After Artemis VI (2032), NASA plans yearly landings on the Moon from then on. Artemis X (2036) is planned to be the eighth crewed lunar landing, which will feature the delivery of additional lunar surface logistics using an SLS Block 2 rocket, and will also include astronauts staying on the Moon for an extended period of time.
The programme faced its greatest threat due to the economics of launch changing drastically in the early 2020s because of reusable launch vehicles. After multiple sessions of Congress debated the viability of the programme, it was ultimately funded by the passage of the 2025 One Big Beautiful Bill Act.

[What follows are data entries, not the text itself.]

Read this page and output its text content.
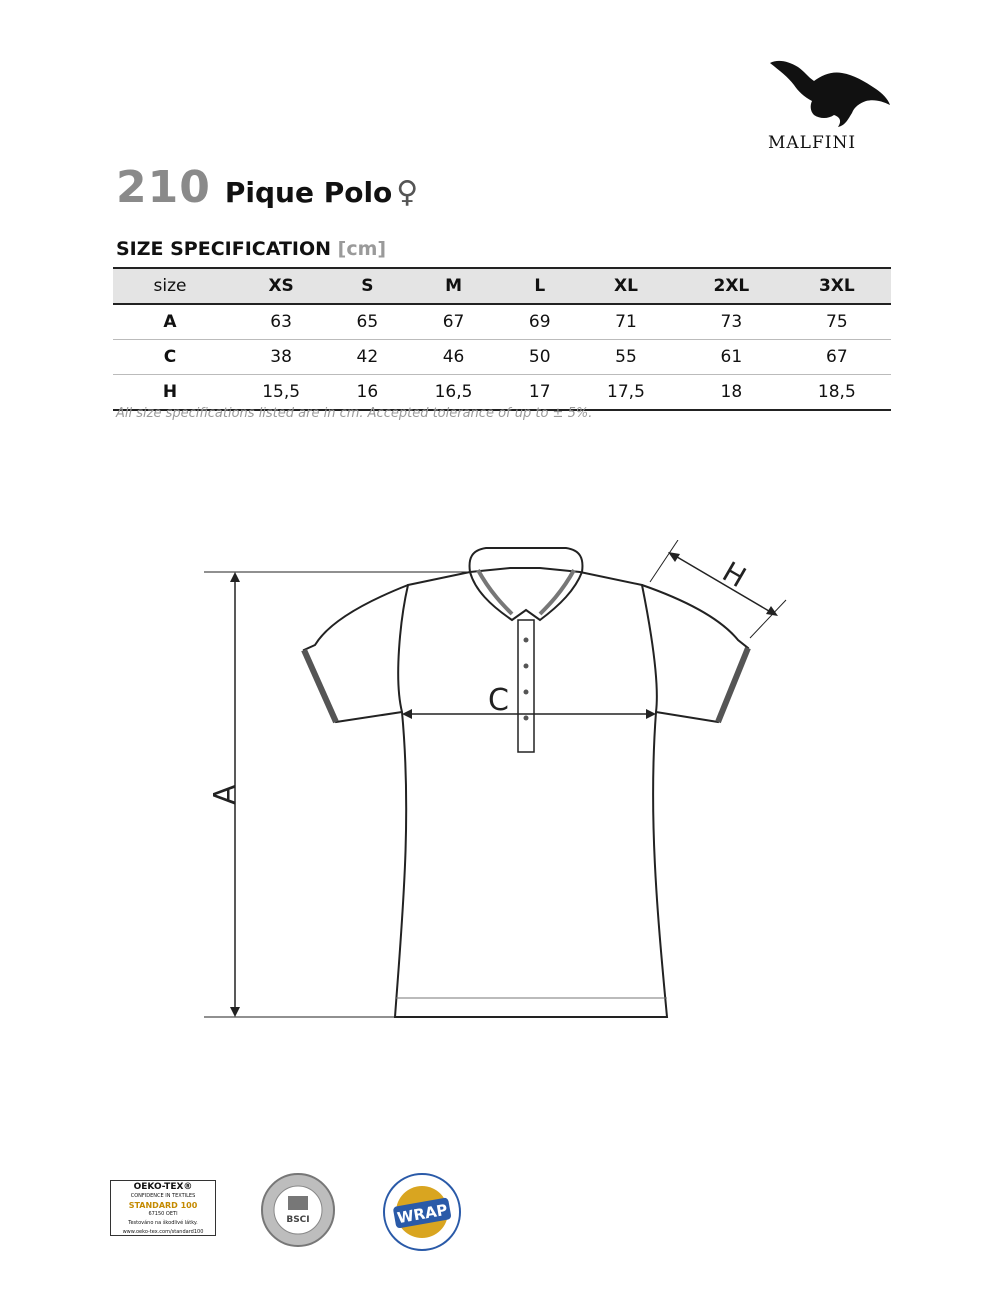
MALFINI
210 Pique Polo ♀
SIZE SPECIFICATION [cm]
size	XS	S	M	L	XL	2XL	3XL
A	63	65	67	69	71	73	75
C	38	42	46	50	55	61	67
H	15,5	16	16,5	17	17,5	18	18,5
All size specifications listed are in cm. Accepted tolerance of up to ± 5%.
A
C
H
OEKO-TEX®
CONFIDENCE IN TEXTILES
STANDARD 100
67150 OETI
Testováno na škodlivé látky.
www.oeko-tex.com/standard100
BSCI	WRAP
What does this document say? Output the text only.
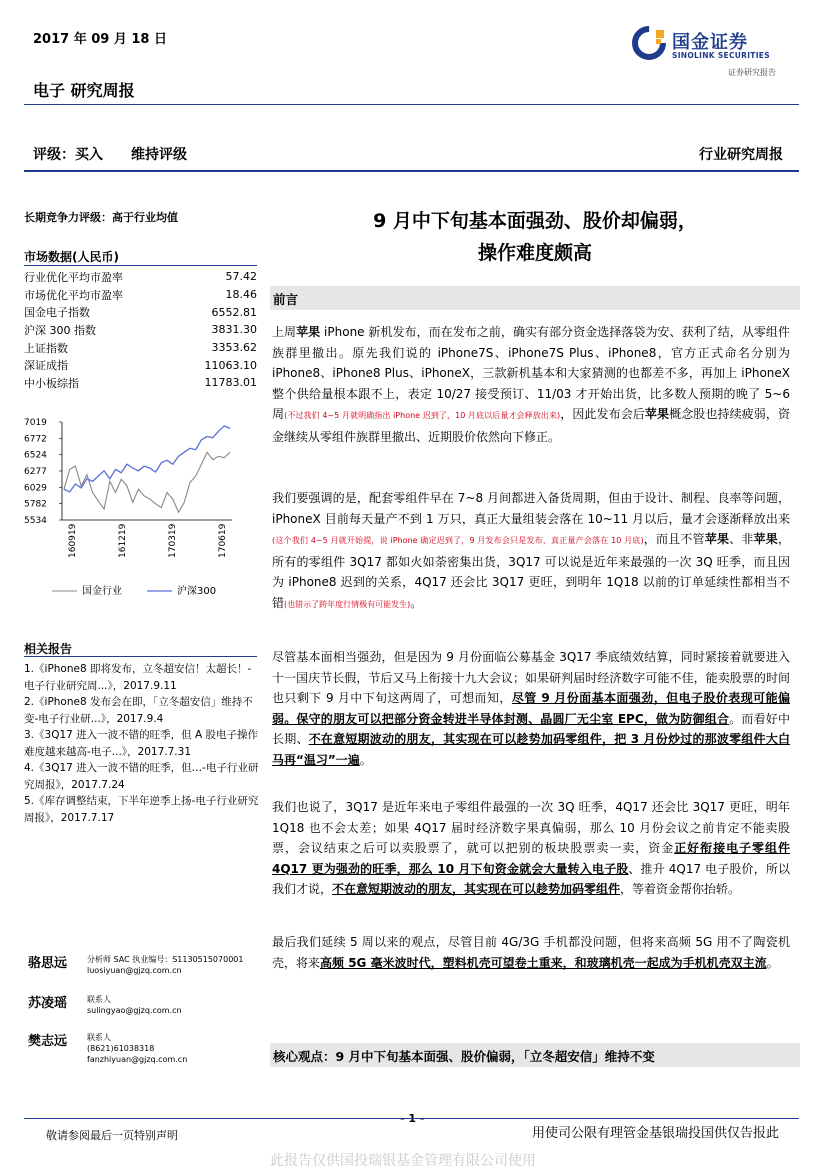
2017 年 09 月 18 日	国金证券
SINOLINK SECURITIES
证券研究报告
电子 研究周报
评级：买入 维持评级	行业研究周报
长期竞争力评级：高于行业均值
市场数据(人民币)
行业优化平均市盈率	57.42
市场优化平均市盈率	18.46
国金电子指数	6552.81
沪深 300 指数	3831.30
上证指数	3353.62
深证成指	11063.10
中小板综指	11783.01
7019
6772
6524
6277
6029
5782
5534
160919	161219	170319	170619
国金行业	沪深300
相关报告
1.《iPhone8 即将发布，立冬超安信！太超长！-电子行业研究周...》，2017.9.11
2.《iPhone8 发布会在即，「立冬超安信」维持不变-电子行业研...》，2017.9.4
3.《3Q17 进入一波不错的旺季，但 A 股电子操作难度越来越高-电子...》，2017.7.31
4.《3Q17 进入一波不错的旺季，但…-电子行业研究周报》，2017.7.24
5.《库存调整结束，下半年逆季上扬-电子行业研究周报》，2017.7.17
骆思远 分析师 SAC 执业编号：S1130515070001
luosiyuan@gjzq.com.cn
苏凌瑶 联系人
sulingyao@gjzq.com.cn
樊志远 联系人
(8621)61038318
fanzhiyuan@gjzq.com.cn
9 月中下旬基本面强劲、股价却偏弱，
操作难度颇高
前言
上周苹果 iPhone 新机发布，而在发布之前，确实有部分资金选择落袋为安、获利了结，从零组件族群里撤出。原先我们说的 iPhone7S、iPhone7S Plus、iPhone8，官方正式命名分别为 iPhone8、iPhone8 Plus、iPhoneX，三款新机基本和大家猜测的也都差不多，再加上 iPhoneX 整个供给量根本跟不上，表定 10/27 接受预订、11/03 才开始出货，比多数人预期的晚了 5~6 周(不过我们 4~5 月就明确指出 iPhone 迟到了，10 月底以后量才会释放出来)，因此发布会后苹果概念股也持续疲弱，资金继续从零组件族群里撤出、近期股价依然向下修正。
我们要强调的是，配套零组件早在 7~8 月间都进入备货周期，但由于设计、制程、良率等问题，iPhoneX 目前每天量产不到 1 万只，真正大量组装会落在 10~11 月以后，量才会逐渐释放出来(这个我们 4~5 月就开始提，说 iPhone 确定迟到了，9 月发布会只是发布，真正量产会落在 10 月底)，而且不管苹果、非苹果，所有的零组件 3Q17 都如火如荼密集出货，3Q17 可以说是近年来最强的一次 3Q 旺季，而且因为 iPhone8 迟到的关系，4Q17 还会比 3Q17 更旺，到明年 1Q18 以前的订单延续性都相当不错(也错示了跨年度行情极有可能发生)。
尽管基本面相当强劲，但是因为 9 月份面临公募基金 3Q17 季底绩效结算，同时紧接着就要进入十一国庆节长假，节后又马上衔接十九大会议；如果研判届时经济数字可能不佳，能卖股票的时间也只剩下 9 月中下旬这两周了，可想而知，尽管 9 月份面基本面强劲，但电子股价表现可能偏弱。保守的朋友可以把部分资金转进半导体封测、晶圆厂无尘室 EPC，做为防御组合。而看好中长期、不在意短期波动的朋友，其实现在可以趁势加码零组件，把 3 月份炒过的那波零组件大白马再“温习”一遍。
我们也说了，3Q17 是近年来电子零组件最强的一次 3Q 旺季，4Q17 还会比 3Q17 更旺，明年 1Q18 也不会太差；如果 4Q17 届时经济数字果真偏弱，那么 10 月份会议之前肯定不能卖股票，会议结束之后可以卖股票了，就可以把别的板块股票卖一卖，资金正好衔接电子零组件 4Q17 更为强劲的旺季，那么 10 月下旬资金就会大量转入电子股、推升 4Q17 电子股价，所以我们才说，不在意短期波动的朋友，其实现在可以趁势加码零组件，等着资金帮你抬轿。
最后我们延续 5 周以来的观点，尽管目前 4G/3G 手机都没问题，但将来高频 5G 用不了陶瓷机壳，将来高频 5G 毫米波时代，塑料机壳可望卷土重来，和玻璃机壳一起成为手机机壳双主流。
核心观点：9 月中下旬基本面强、股价偏弱，「立冬超安信」维持不变
- 1 -
敬请参阅最后一页特别声明	用使司公限有理管金基银瑞投国供仅告报此
此报告仅供国投瑞银基金管理有限公司使用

The programme is intended to re-establish a human presence on the Moon for the first time since the Apollo 17 mission in 1973, with a stated long-term goal of establishing a permanent base on the Moon. This will facilitate human missions to Mars. The final goal is to establish a long-term human presence on the Moon, explore the lunar South Pole for resources like water ice, develop technologies and operations for Mars missions, and promote economic benefits and international collaboration.
(The writer is former Director General, Centre for Air Power Studies. Views expressed in the above piece are personal and solely those of the author. They do not necessarily reflect Firstpost’s views.)